Dan Tufis & al * Corpora and Corpus-Based Morpho-Lexical
Processing
4. A statistical account of the Romanian sub-corpus
of the multilingual corpus
From our collection of plain texts (about 15 million
words) belonging to different genres and registers and more than
100 authors (poetry-Eminescu's complete poetic work, original
Romanian fiction-14 novels, translations - Orwell's "1984"
and Plato's "Republic", journalism, technical reports
in computer science and linguistics, informal notes, electronic
mails, etc.) we selected about 220.000 words for standardised
corpus encoding with the purpose of research in statistical natural
language processing (lexicographic statistics, automatic morpho-syntactic
tagging, stochastic parsing, parallel texts alignment, statistics-based
machine translation).
The European projects MULTEXT (LRE) and EAGLES (in
particular, the EAGLES Text Representation subgroup), together
with the Vassar/CNRS collaboration (supported by the U.S. National
Science Foundation), have joined efforts to develop a Corpus Encoding
Specification (CES) optimally suited for use in language engineering,
which can serve as a widely accepted set of encoding standards
for corpus-based work. The overall goal is the identification
of a minimal encoding level that corpora must achieve to be considered
standardized in terms of descriptive representation (marking of
structural and linguistic information) as well as general architecture
(so as to be maximally suited for use in a text database). It
also provides encoding conventions for more extensive encoding
and for linguistic annotation. The CES is an application of SGML
(ISO-8879, Standard Generalized Markup Language), conformant to
the TEI Guidelines for Electronic Text Encoding and Interchange
of the Text Encoding Initiative [6].
The TEI Guidelines are expressly
designed to be applicable across a broad range of applications
and disciplines and therefore treat not only a vast array of textual
phenomena, but are also designed with an eye toward the maximum
of generality and flexibility. Most applications will use only
those parts of the TEI that are required to meet their needs.
The CES is such an application that have utilized the TEI modular
DTD and the TEI customization mechanisms to select those pieces
of the TEI that are appropriate for corpus encoding. The TEI is
an ongoing project and for some areas it is not complete; and
as a result, there are some areas of importance for corpus encoding
that the TEI Guidelines do not cover. Therefore, developing the
CES has involved not only selecting from, but also in some cases
extending the TEI Guidelines to meet the specific needs of corpus-based
work in language engineering. All results and specifications developed
for the CES are fed back to the TEI as input for further revisions
of the Guidelines. The current version of the CES is a first draft
of the standard. It has not been widely implemented, and the intention
is to continue to develop the CES on the basis of input and feedback
from users after it is put to greater use. Therefore, this document
will continue to evolve and should not be regarded as "final".

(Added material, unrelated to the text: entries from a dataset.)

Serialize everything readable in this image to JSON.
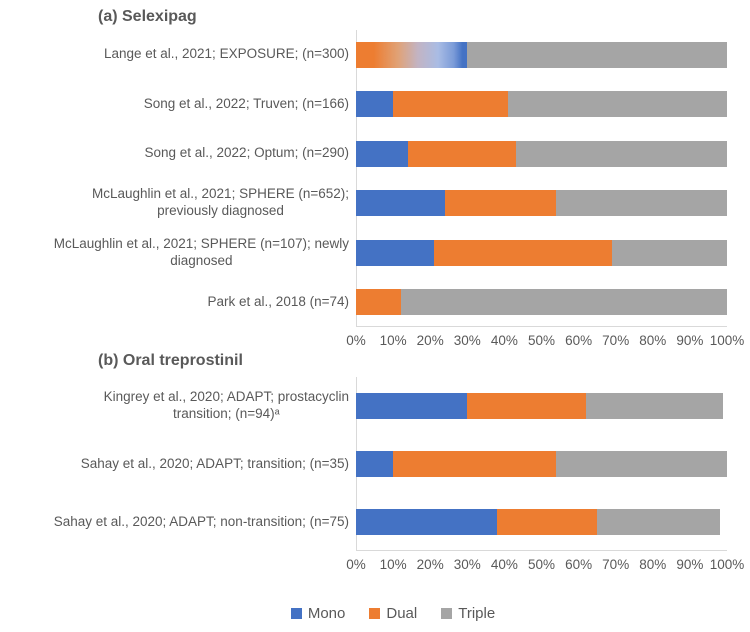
{
  "colors": {
    "mono": "#4472C4",
    "dual": "#ED7D31",
    "triple": "#A5A5A5",
    "text": "#595959",
    "axis_line": "#D9D9D9"
  },
  "chart_data": [
    {
      "type": "bar",
      "orientation": "horizontal",
      "stacked": true,
      "title": "(a) Selexipag",
      "unit": "%",
      "xlim": [
        0,
        100
      ],
      "grid": false,
      "x_ticks": [
        "0%",
        "10%",
        "20%",
        "30%",
        "40%",
        "50%",
        "60%",
        "70%",
        "80%",
        "90%",
        "100%"
      ],
      "series_names": [
        "Mono",
        "Dual",
        "Triple"
      ],
      "rows": [
        {
          "label": "Lange et al., 2021; EXPOSURE; (n=300)",
          "mono_dual_blended": 30,
          "triple": 70
        },
        {
          "label": "Song et al., 2022; Truven; (n=166)",
          "mono": 10,
          "dual": 31,
          "triple": 59
        },
        {
          "label": "Song et al., 2022; Optum; (n=290)",
          "mono": 14,
          "dual": 29,
          "triple": 57
        },
        {
          "label": "McLaughlin et al., 2021; SPHERE (n=652);\npreviously diagnosed",
          "mono": 24,
          "dual": 30,
          "triple": 46
        },
        {
          "label": "McLaughlin et al., 2021; SPHERE (n=107); newly\ndiagnosed",
          "mono": 21,
          "dual": 48,
          "triple": 31
        },
        {
          "label": "Park et al., 2018 (n=74)",
          "mono": 0,
          "dual": 12,
          "triple": 88
        }
      ]
    },
    {
      "type": "bar",
      "orientation": "horizontal",
      "stacked": true,
      "title": "(b) Oral treprostinil",
      "unit": "%",
      "xlim": [
        0,
        100
      ],
      "grid": false,
      "x_ticks": [
        "0%",
        "10%",
        "20%",
        "30%",
        "40%",
        "50%",
        "60%",
        "70%",
        "80%",
        "90%",
        "100%"
      ],
      "series_names": [
        "Mono",
        "Dual",
        "Triple"
      ],
      "rows": [
        {
          "label": "Kingrey et al., 2020; ADAPT; prostacyclin\ntransition; (n=94)ᵃ",
          "mono": 30,
          "dual": 32,
          "triple": 37
        },
        {
          "label": "Sahay et al., 2020; ADAPT; transition; (n=35)",
          "mono": 10,
          "dual": 44,
          "triple": 46
        },
        {
          "label": "Sahay et al., 2020; ADAPT; non-transition; (n=75)",
          "mono": 38,
          "dual": 27,
          "triple": 33
        }
      ]
    }
  ],
  "legend": {
    "items": [
      {
        "label": "Mono",
        "key": "mono",
        "color": "#4472C4"
      },
      {
        "label": "Dual",
        "key": "dual",
        "color": "#ED7D31"
      },
      {
        "label": "Triple",
        "key": "triple",
        "color": "#A5A5A5"
      }
    ]
  }
}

All current CES documents and DTDs will continue to be available
at the following site:
http://www.cs.vassar.edu/CES/. Anyone actively
implementing the standard should consult this site regularly.

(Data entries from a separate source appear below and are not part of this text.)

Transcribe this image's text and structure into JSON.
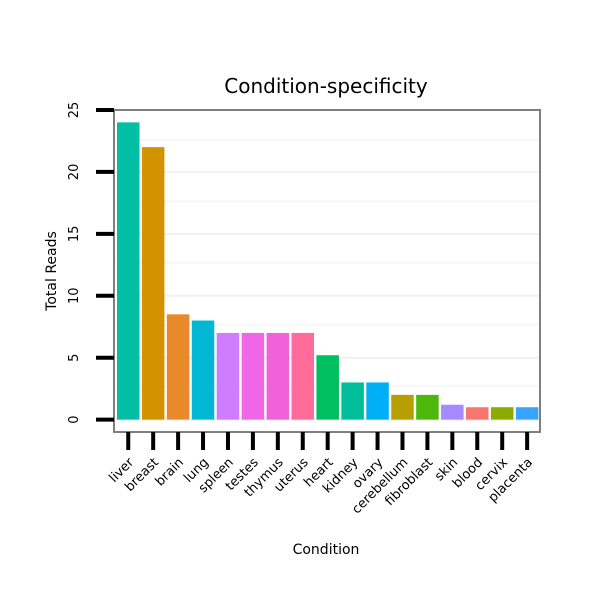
{
  "chart_data": {
    "type": "bar",
    "title": "Condition-specificity",
    "xlabel": "Condition",
    "ylabel": "Total Reads",
    "ylim": [
      -1,
      25
    ],
    "yticks": [
      0,
      5,
      10,
      15,
      20,
      25
    ],
    "ytick_labels": [
      "0",
      "5",
      "10",
      "15",
      "20",
      "25"
    ],
    "grid": true,
    "legend": "none",
    "categories": [
      "liver",
      "breast",
      "brain",
      "lung",
      "spleen",
      "testes",
      "thymus",
      "uterus",
      "heart",
      "kidney",
      "ovary",
      "cerebellum",
      "fibroblast",
      "skin",
      "blood",
      "cervix",
      "placenta"
    ],
    "values": [
      24,
      22,
      8.5,
      8,
      7,
      7,
      7,
      7,
      5.2,
      3,
      3,
      2,
      2,
      1.2,
      1,
      1,
      1
    ],
    "colors": [
      "#00BFA5",
      "#D39200",
      "#E98A2A",
      "#00B8D4",
      "#CF7CFF",
      "#EF67E6",
      "#F062D8",
      "#FF6C9B",
      "#00BF60",
      "#00BE9A",
      "#00B0F6",
      "#B79F00",
      "#4DB80B",
      "#A58AFF",
      "#F8766D",
      "#8CAB00",
      "#39A4FF"
    ]
  }
}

The statistics given in the previous chapter referred
to the dictionary. In running texts, as one would expect they
are different, reflecting the actual usage of the lexical stock.

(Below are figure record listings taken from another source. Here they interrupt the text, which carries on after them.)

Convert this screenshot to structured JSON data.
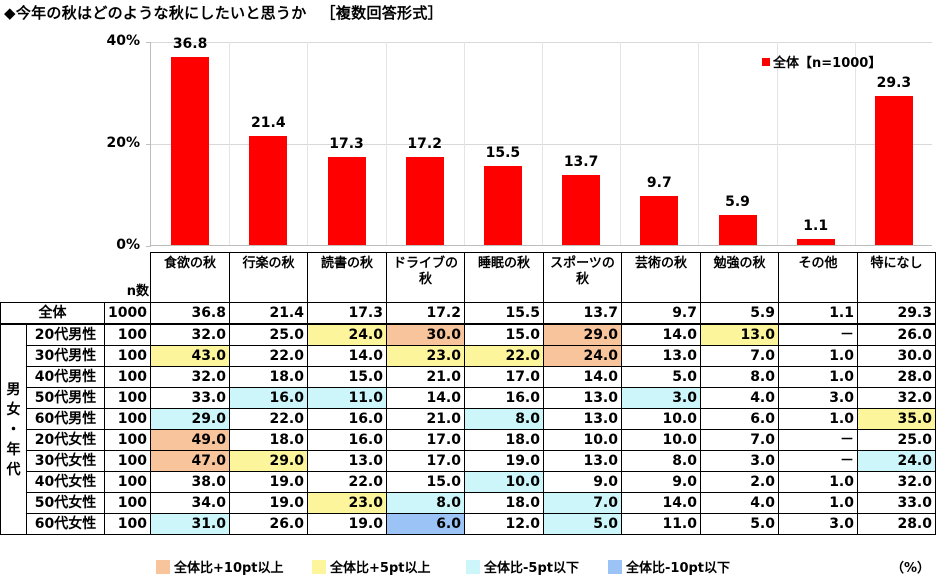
{
  "title": {
    "main": "◆今年の秋はどのような秋にしたいと思うか",
    "sub": "［複数回答形式］"
  },
  "chart_data": {
    "type": "bar",
    "title": "今年の秋はどのような秋にしたいと思うか［複数回答形式］",
    "categories": [
      "食欲の秋",
      "行楽の秋",
      "読書の秋",
      "ドライブの秋",
      "睡眠の秋",
      "スポーツの秋",
      "芸術の秋",
      "勉強の秋",
      "その他",
      "特になし"
    ],
    "series": [
      {
        "name": "全体【n=1000】",
        "color": "#ff0000",
        "values": [
          36.8,
          21.4,
          17.3,
          17.2,
          15.5,
          13.7,
          9.7,
          5.9,
          1.1,
          29.3
        ]
      }
    ],
    "xlabel": "",
    "ylabel": "",
    "ylim": [
      0,
      40
    ],
    "yticks": [
      "0%",
      "20%",
      "40%"
    ],
    "grid": true,
    "legend_position": "top-right",
    "value_labels": [
      "36.8",
      "21.4",
      "17.3",
      "17.2",
      "15.5",
      "13.7",
      "9.7",
      "5.9",
      "1.1",
      "29.3"
    ]
  },
  "legend": {
    "label": "全体【n=1000】"
  },
  "table": {
    "n_header": "n数",
    "side_label": "男女・年代",
    "columns": [
      "食欲の秋",
      "行楽の秋",
      "読書の秋",
      "ドライブの秋",
      "睡眠の秋",
      "スポーツの秋",
      "芸術の秋",
      "勉強の秋",
      "その他",
      "特になし"
    ],
    "total": {
      "label": "全体",
      "n": "1000",
      "values": [
        "36.8",
        "21.4",
        "17.3",
        "17.2",
        "15.5",
        "13.7",
        "9.7",
        "5.9",
        "1.1",
        "29.3"
      ]
    },
    "rows": [
      {
        "label": "20代男性",
        "n": "100",
        "values": [
          "32.0",
          "25.0",
          "24.0",
          "30.0",
          "15.0",
          "29.0",
          "14.0",
          "13.0",
          "－",
          "26.0"
        ],
        "highlights": [
          "",
          "",
          "plus5",
          "plus10",
          "",
          "plus10",
          "",
          "plus5",
          "",
          ""
        ]
      },
      {
        "label": "30代男性",
        "n": "100",
        "values": [
          "43.0",
          "22.0",
          "14.0",
          "23.0",
          "22.0",
          "24.0",
          "13.0",
          "7.0",
          "1.0",
          "30.0"
        ],
        "highlights": [
          "plus5",
          "",
          "",
          "plus5",
          "plus5",
          "plus10",
          "",
          "",
          "",
          ""
        ]
      },
      {
        "label": "40代男性",
        "n": "100",
        "values": [
          "32.0",
          "18.0",
          "15.0",
          "21.0",
          "17.0",
          "14.0",
          "5.0",
          "8.0",
          "1.0",
          "28.0"
        ],
        "highlights": [
          "",
          "",
          "",
          "",
          "",
          "",
          "",
          "",
          "",
          ""
        ]
      },
      {
        "label": "50代男性",
        "n": "100",
        "values": [
          "33.0",
          "16.0",
          "11.0",
          "14.0",
          "16.0",
          "13.0",
          "3.0",
          "4.0",
          "3.0",
          "32.0"
        ],
        "highlights": [
          "",
          "minus5",
          "minus5",
          "",
          "",
          "",
          "minus5",
          "",
          "",
          ""
        ]
      },
      {
        "label": "60代男性",
        "n": "100",
        "values": [
          "29.0",
          "22.0",
          "16.0",
          "21.0",
          "8.0",
          "13.0",
          "10.0",
          "6.0",
          "1.0",
          "35.0"
        ],
        "highlights": [
          "minus5",
          "",
          "",
          "",
          "minus5",
          "",
          "",
          "",
          "",
          "plus5"
        ]
      },
      {
        "label": "20代女性",
        "n": "100",
        "values": [
          "49.0",
          "18.0",
          "16.0",
          "17.0",
          "18.0",
          "10.0",
          "10.0",
          "7.0",
          "－",
          "25.0"
        ],
        "highlights": [
          "plus10",
          "",
          "",
          "",
          "",
          "",
          "",
          "",
          "",
          ""
        ]
      },
      {
        "label": "30代女性",
        "n": "100",
        "values": [
          "47.0",
          "29.0",
          "13.0",
          "17.0",
          "19.0",
          "13.0",
          "8.0",
          "3.0",
          "－",
          "24.0"
        ],
        "highlights": [
          "plus10",
          "plus5",
          "",
          "",
          "",
          "",
          "",
          "",
          "",
          "minus5"
        ]
      },
      {
        "label": "40代女性",
        "n": "100",
        "values": [
          "38.0",
          "19.0",
          "22.0",
          "15.0",
          "10.0",
          "9.0",
          "9.0",
          "2.0",
          "1.0",
          "32.0"
        ],
        "highlights": [
          "",
          "",
          "",
          "",
          "minus5",
          "",
          "",
          "",
          "",
          ""
        ]
      },
      {
        "label": "50代女性",
        "n": "100",
        "values": [
          "34.0",
          "19.0",
          "23.0",
          "8.0",
          "18.0",
          "7.0",
          "14.0",
          "4.0",
          "1.0",
          "33.0"
        ],
        "highlights": [
          "",
          "",
          "plus5",
          "minus5",
          "",
          "minus5",
          "",
          "",
          "",
          ""
        ]
      },
      {
        "label": "60代女性",
        "n": "100",
        "values": [
          "31.0",
          "26.0",
          "19.0",
          "6.0",
          "12.0",
          "5.0",
          "11.0",
          "5.0",
          "3.0",
          "28.0"
        ],
        "highlights": [
          "minus5",
          "",
          "",
          "minus10",
          "",
          "minus5",
          "",
          "",
          "",
          ""
        ]
      }
    ]
  },
  "color_key": [
    {
      "id": "plus10",
      "label": "全体比+10pt以上",
      "color": "#f8c49c"
    },
    {
      "id": "plus5",
      "label": "全体比+5pt以上",
      "color": "#fdf59c"
    },
    {
      "id": "minus5",
      "label": "全体比-5pt以下",
      "color": "#cdf6fb"
    },
    {
      "id": "minus10",
      "label": "全体比-10pt以下",
      "color": "#9cc3f5"
    }
  ],
  "unit": "（%）"
}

The procedure for evaluating the numbers in this Section involved
automatic segmentation of the text, MSD annotating the segmented
text and manual disambiguation of approximately 220.000 lexical
tokens.
Please note that a token (a lexical
unit as identified by the segmenter) is not necessarily a word:
one orthographic word may be split into several tokens (the Romanian
"dã-mi-l" - give it to me - is split into 3
tokens) or several orthographic words may be combined into one
token (the Romanian words "de la" are combined into
one token "de_la"). In Figure 1 is a fragment of text
from our corpora, Figure 2 shows the segmented text, Figure 3
gives the MSD ambiguously annotated text and Figure 4 presents
the MSD disambiguated text.
The selected texts from the corpora were segmented
by means of a tokenizer, part of the tool-set implemented within
the MULTEXT project with the language resources we developed
within the MULTEXT-EAST. The segmenter is a language independent
and configurable processor used to tokenize an input text, given
in one of the three possible formats: plain text (as in Figure
1), a normalized SGML form (nSGML) as output by another MULTEXT
tool (MTSgmlQl) and a tabular format (also specific to MULTEXT
processing chain). The output of the segmenter is a tokenized
form of the input text, with paragraph and sentence boundary marked-up.
Punctuation, lexical items, numbers and several alpha numeric
sequences (such as dates and hours) are annotated with various
tags out of a hierarchy class structured tagset. The language
specific behavior of the segmenter is driven by several language
resources (abbreviations, compounds, clitics, etc.). The general
behavior of the segmenter (valid over several languages) can also
be parametrised by means of external resources such as definition
for space and punctuation, number orthography, sentence delimiters,
etc.
39